Major challenges of clinical information systems are given in [Table 3].
Table 3
Major challenges of clinical information systems.
▪ Development and integration among subsystems.
|
▪ Interoperability.
|
▪ Direct and indirect costs because of high initial investments and low perceived
return on investment.
|
▪ Legacy systems that make clinical information systems’ workflows complex.
|
▪ Interaction between administrative staff and physicians.
|
▪ Technical implication and data quality.
|
▪ Competent project management team.
|
▪ Security and privacy.
|
▪ Integration of precision medicine into the workflow.
|
▪ Integration across disciplines and sufficient educational resources.
|
▪ Different data models among different vendors and sites.
|
▪ Communication among a large number of clinicians from multiple specialties.
|
▪ Limited user capability to provide separate information for quality measurement.
|
▪ Medical rationality.
|
▪ Inappropriateness of some default information.
|
▪ Software maturity.
|
5 Conclusion
Summarizing, there is an enormous potential for CISs to significantly improve clinical
processes and even affect healthcare outcomes. The key benefits of CISs include reducing
medical errors, improving clinical decision-making during patient encounters, and
providing universal access to a patient's information in real time.

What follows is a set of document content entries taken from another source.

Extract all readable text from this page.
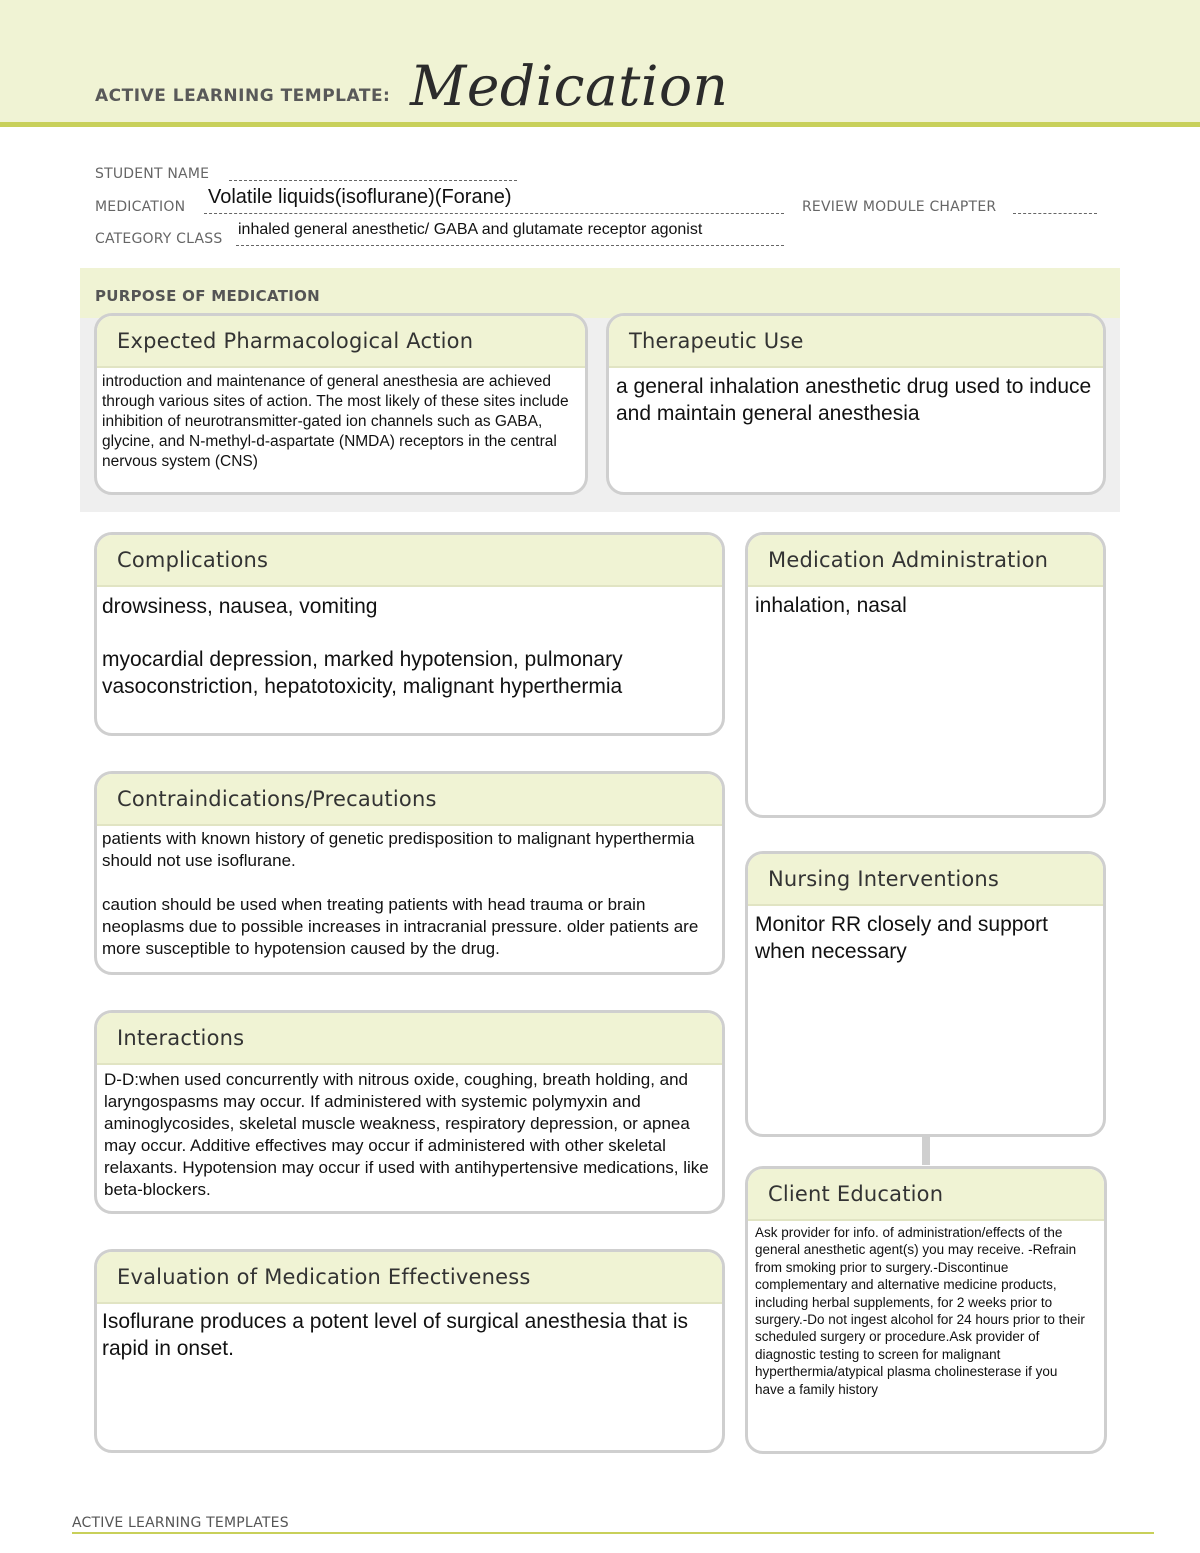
ACTIVE LEARNING TEMPLATE: Medication
STUDENT NAME
MEDICATION Volatile liquids(isoflurane)(Forane)	REVIEW MODULE CHAPTER
CATEGORY CLASS
inhaled general anesthetic/ GABA and glutamate receptor agonist
PURPOSE OF MEDICATION
Expected Pharmacological Action
introduction and maintenance of general anesthesia are achieved through various sites of action. The most likely of these sites include inhibition of neurotransmitter-gated ion channels such as GABA, glycine, and N-methyl-d-aspartate (NMDA) receptors in the central nervous system (CNS)
Therapeutic Use
a general inhalation anesthetic drug used to induce and maintain general anesthesia
Complications
drowsiness, nausea, vomiting
myocardial depression, marked hypotension, pulmonary vasoconstriction, hepatotoxicity, malignant hyperthermia
Medication Administration
inhalation, nasal
Contraindications/Precautions
patients with known history of genetic predisposition to malignant hyperthermia should not use isoflurane.
caution should be used when treating patients with head trauma or brain neoplasms due to possible increases in intracranial pressure. older patients are more susceptible to hypotension caused by the drug.
Nursing Interventions
Monitor RR closely and support when necessary
Interactions
D-D:when used concurrently with nitrous oxide, coughing, breath holding, and laryngospasms may occur. If administered with systemic polymyxin and aminoglycosides, skeletal muscle weakness, respiratory depression, or apnea may occur. Additive effectives may occur if administered with other skeletal relaxants. Hypotension may occur if used with antihypertensive medications, like beta-blockers.	Client Education
Ask provider for info. of administration/effects of the general anesthetic agent(s) you may receive. -Refrain from smoking prior to surgery.-Discontinue complementary and alternative medicine products, including herbal supplements, for 2 weeks prior to surgery.-Do not ingest alcohol for 24 hours prior to their scheduled surgery or procedure.Ask provider of diagnostic testing to screen for malignant hyperthermia/atypical plasma cholinesterase if you have a family history
Evaluation of Medication Effectiveness
Isoflurane produces a potent level of surgical anesthesia that is rapid in onset.
ACTIVE LEARNING TEMPLATES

However, to harvest
the sweet benefits of CISs, one must address the major challenges and pitfalls during
the planning, design, and implementation of such systems. Additionally, healthcare
organizations should adopt CISs to improve quality of care and to be able to stay
competitive. The ultimate goal is to strike a balance between available resources,
current HIS architecture, and the desired clinical improvement objectives. The quest
to a perfect CIS is a long journey that is best started today.